その姿たるや、ぼてふりが荷籠(にかご)をふり捨てたような風体(ふうてい)にて、髪もこれ、ぼさぼさ、十日以前に結うたっきりといった感じにて、髭もまた、ぼうぼうとし、何やらん、臭うてくるよな、如何にも、むさ苦しい男にて御座った。

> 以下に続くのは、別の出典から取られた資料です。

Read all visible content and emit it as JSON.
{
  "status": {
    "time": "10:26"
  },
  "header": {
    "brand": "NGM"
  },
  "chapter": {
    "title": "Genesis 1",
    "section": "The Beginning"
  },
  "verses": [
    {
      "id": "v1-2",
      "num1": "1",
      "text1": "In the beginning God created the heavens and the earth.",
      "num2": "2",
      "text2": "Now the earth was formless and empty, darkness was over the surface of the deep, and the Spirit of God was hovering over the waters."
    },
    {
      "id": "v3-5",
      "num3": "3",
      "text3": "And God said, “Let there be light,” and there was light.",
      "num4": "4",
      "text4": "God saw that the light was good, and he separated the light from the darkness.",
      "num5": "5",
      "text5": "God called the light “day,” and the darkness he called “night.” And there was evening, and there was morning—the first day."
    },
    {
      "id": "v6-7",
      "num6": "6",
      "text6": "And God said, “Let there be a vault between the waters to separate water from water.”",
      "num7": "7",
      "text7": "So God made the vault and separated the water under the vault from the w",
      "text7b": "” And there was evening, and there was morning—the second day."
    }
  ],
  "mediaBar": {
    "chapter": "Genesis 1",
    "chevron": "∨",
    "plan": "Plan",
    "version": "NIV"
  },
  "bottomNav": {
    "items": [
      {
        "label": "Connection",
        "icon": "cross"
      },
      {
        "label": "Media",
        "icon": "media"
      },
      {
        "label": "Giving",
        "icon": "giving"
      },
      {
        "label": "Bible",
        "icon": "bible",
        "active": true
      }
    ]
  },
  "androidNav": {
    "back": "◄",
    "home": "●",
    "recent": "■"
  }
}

とりあえず庭に通すと、縁に出でたる翁(おう)を見るや、庭に手をつき、
「……拙者儀は――出羽庄内(しょうない)酒田――の者にて、俳人の淇水(きすい)さまの連中(れんじゅう)の者にてごぜえやす。……このたび、こうすて、江戸へ罷り上ぼってめえりやんしたは……国元の淇水さまへは何の沙汰も致さずに、やらかしたことでごぜえやすによって……淇水さまの御書状なんども、これ、持参致いてはごぜえやせんが。……そのぅ……狐憑きの申しまするようにも思し召しになられては、まんず、おられやしょうが……我ら江戸にては、少しばっかり心当たりの同郷の者を尋ねては……これ、十日ばかり、旅宿致いておりやんしたところが……今日明日にも出立(しゅったつ)致いて帰国せんことにはならんことが、これ、出来(しゅったい)致いてごぜえやしてのぅ! へえ……けんど……その……路銀、これ、一銭もごぜえやせんのでして……されば……ここは、どうか一つ!――金二百疋――御合力(ごこうりょく)、これ、くだせえやし!……」
と、縁下の踏み石へ額(ぬか)をついて、頻りに頼んで御座ったによって、翁は、
「……在所にて、淇水殿より、この玄武庵がこと、これ、どのように聴いておらるるかは存ぜねど……いや、まずは、愚かなる老人を愚かなる老人と思い定めてのかくなる御来訪とその仕儀、これ実に不思議にして、どこか、また素直なる懇請乍ら……今日只今(きょうびただいま)の数奇なる我らが境界(きょうがい)……これ、我が江戸の俳諧連中(れんじゅう)の世話になり、辛うじてその日を明かし暮すという体たらく。……いささかも、これ、手元になければ。……気の毒乍ら、貴殿が意を叶うること、これ、出来申さぬ。……」
と、穏やかに答えた。
ところが、この男、
「――何としてもッツ! どうか一つッツ! 御願い奉るッツ!――奉るッツ!――奉るッツ!!……」
の一点張り。いっかな、たち退く気配、これ、御座ない。
すると玄武庵、さても、とつくづく考えてみたことには、
『……何が何、我らにとってありがたきことかと申さば……これ――遠き百里の外にも、我れ在り、と聴き及ぶ者どものある――ということで御座ろうか。……よしや、カタリに遇(お)うとしても、まあ、二百疋ならが――安心迷惑料――としては、これ、僅かな額じゃ。……』
そこで、かの男に向い、
「――如何にも難儀の趣き、聴き捨てにもなし難きことなれば、我ら何とか才覚致いて、明後日には用意して遣わそうぞ。」
と答え、その旅宿を聴きおいて、その日は帰した。
さても翌日、二百疋を用意致いた翁には、門弟や家内(かない)の者、これ、口を揃えて、
「……お師匠さま、あれはどう見ても、カタリで御座いまする!」
「……御厚情も、これ、あのようなる者には、無益なことで御座いましょうぞ!」
と、頻りに止めた。
しかし玄武庵、これ一向、とり合わず、彼らには逆に、こう語った。
「……しかしな。……もしも、かの者、これ、大罪を犯しておる者であって、この後(のち)、召し捕えられなどせば、これ、どうなると思う?……あの調子で、一銭も出さなんだ我らがこと、これ、あることないこと、喋りまくることは必定じゃ。……そうなると、当然、奉行所より我らも呼び出ださるることと相い成り――一体、この悪人とそなた、これ、如何なる由縁のある者なるか?――かかる非道の犯罪と、そなたは何か繋がっておるのではないか?――なんどと痛くもない腹を探らるることにもなり兼ねぬとは申すせぬか?……そう糺されれば――淇水(きすい)との縁は事実――かの男に嘘を申して門前払いしたも事実――とあっては、言い開きよう、これ、御座るまい。……理不尽ではあるが、状況は我らが方にとって、頗る不利じゃ。……幸い、酒田の淇水が方へ、この春中(はるうち)よりの様子なんど、これ、返事をもなさんと思うておったところじゃったによって、の。……」
と、徐ろに淇水宛の書簡を認(したた)めると、しっかりした使いの者に命じ、前日に聴きおいたる京橋因幡町(いなばちょう)何某(なにがし)の持ち分のお店(たな)にあったる、かの者の旅宿を訊ねさせ、旅宿主人も同席の上、かの淇水こと津下庄藏(つげしょうぞう)へ宛てたる書状一封と、
「――この書状の届け賃にて御座る。――」
と呼ばわったる金子を、これ、相い渡し、その当人の男の名前・旅宿の名・その旅宿の主人の印をも押したる請け取り証文を取った。
かの男は、これ殊の外、歓んで旅立って行った、とのことである。